In California, what specific rights concerning termination, transfer, or non-renewal are provided to Ledgers franchisees?
Ledgers Franchise · 2025 FDDAnswer from 2025 FDD Document
As to franchises governed by the California Franchise Investment Law, if any of the terms of the Disclosure Document are inconsistent with the terms below, the terms below control.
California Business and Professions Code Sections 20000 through 20043 provide rights to you concerning termination, transfer or non-renewal of a franchise. If the Franchise Agreement or Agreement contains provisions that are inconsistent with the law, the law will control.
The Franchise Agreement provide for termination upon bankruptcy. This provision may not be enforceable under Federal Bankruptcy Law (11 U.S.C.A. Sec. 101 et seq.).

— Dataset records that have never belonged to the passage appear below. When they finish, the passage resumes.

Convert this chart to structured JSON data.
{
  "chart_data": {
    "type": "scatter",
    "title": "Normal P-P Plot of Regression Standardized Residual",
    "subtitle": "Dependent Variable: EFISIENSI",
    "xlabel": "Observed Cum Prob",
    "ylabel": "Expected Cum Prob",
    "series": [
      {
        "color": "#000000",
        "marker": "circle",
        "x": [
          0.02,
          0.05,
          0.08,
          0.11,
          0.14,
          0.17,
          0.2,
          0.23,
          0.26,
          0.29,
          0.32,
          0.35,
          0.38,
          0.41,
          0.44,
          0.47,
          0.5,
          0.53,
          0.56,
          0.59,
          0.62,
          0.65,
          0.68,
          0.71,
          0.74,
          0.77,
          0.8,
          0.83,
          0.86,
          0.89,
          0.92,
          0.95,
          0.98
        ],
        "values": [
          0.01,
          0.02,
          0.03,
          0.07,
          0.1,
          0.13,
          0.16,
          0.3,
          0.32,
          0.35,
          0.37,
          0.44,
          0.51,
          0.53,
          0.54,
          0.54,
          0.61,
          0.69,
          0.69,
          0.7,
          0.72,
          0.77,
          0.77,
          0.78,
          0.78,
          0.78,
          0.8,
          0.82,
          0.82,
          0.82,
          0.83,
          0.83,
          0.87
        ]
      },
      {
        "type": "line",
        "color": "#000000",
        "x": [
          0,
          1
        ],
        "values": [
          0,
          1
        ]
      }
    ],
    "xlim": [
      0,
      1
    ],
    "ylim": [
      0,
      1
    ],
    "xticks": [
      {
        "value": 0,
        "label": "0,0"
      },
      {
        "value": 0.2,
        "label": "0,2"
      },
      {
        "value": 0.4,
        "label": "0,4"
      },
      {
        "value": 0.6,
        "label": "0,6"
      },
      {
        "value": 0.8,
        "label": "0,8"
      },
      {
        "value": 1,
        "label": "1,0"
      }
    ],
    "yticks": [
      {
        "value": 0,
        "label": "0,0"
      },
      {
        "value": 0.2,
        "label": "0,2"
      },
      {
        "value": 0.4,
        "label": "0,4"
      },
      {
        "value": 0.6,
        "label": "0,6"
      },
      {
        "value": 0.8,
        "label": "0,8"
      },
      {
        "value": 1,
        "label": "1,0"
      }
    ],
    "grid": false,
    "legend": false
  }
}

The Franchise Agreement contain covenants not to compete which extend beyond the termination of the agreements. These provisions may not be enforceable under California law.
Section 31125 of the California Corporation Code requires the franchisor to provide you with a disclosure document before asking you to agree to a material modification of an existing franchise.
Source: Item 22 — CONTRACTS (FDD page 46)
What This Means (2025 FDD)
According to Ledgers' 2025 Franchise Disclosure Document, California franchisees have specific rights regarding termination, transfer, or non-renewal, as provided under the California Business and Professions Code Sections 20000 through 20043. The FDD states that if any terms within the Ledgers Franchise Agreement are inconsistent with these California laws, the state law will take precedence. This ensures that California franchisees are protected by the rights granted to them under state law, regardless of what the franchise agreement might state.
Specifically, the Ledgers Franchise Agreement includes provisions for termination upon bankruptcy, but the FDD notes that these provisions may not be enforceable under Federal Bankruptcy Law (11 U.S.C.A. Sec. 101 et seq.). Additionally, the Franchise Agreement contains covenants not to compete that extend beyond the termination of the agreement, but these may also be unenforceable under California law.
Furthermore, California Corporation Code Section 31125 mandates that Ledgers provide a disclosure document to the franchisee before asking them to agree to any material modifications to the existing franchise agreement. The FDD also clarifies that franchisees must sign a general release if they renew or transfer their franchise; however, California Corporation Code 31512 voids any waiver of rights under the Franchise Investment Law (California Corporations Code 31000 through 31516), and Business and Professions Code 20010 voids any waiver of rights under the Franchise Relations Act (Business and Professions Code 20000 through 20043). This ensures that franchisees cannot inadvertently waive their legal protections during renewal or transfer processes.
Finally, the Ledgers Franchise Agreement contains a liquidated damages clause, but the FDD points out that under California Civil Code Section 1671, certain liquidated damages clauses are unenforceable. This comprehensive set of disclosures aims to protect California franchisees by ensuring their rights under state law are upheld and that they are fully informed of any potential conflicts between the franchise agreement and California law.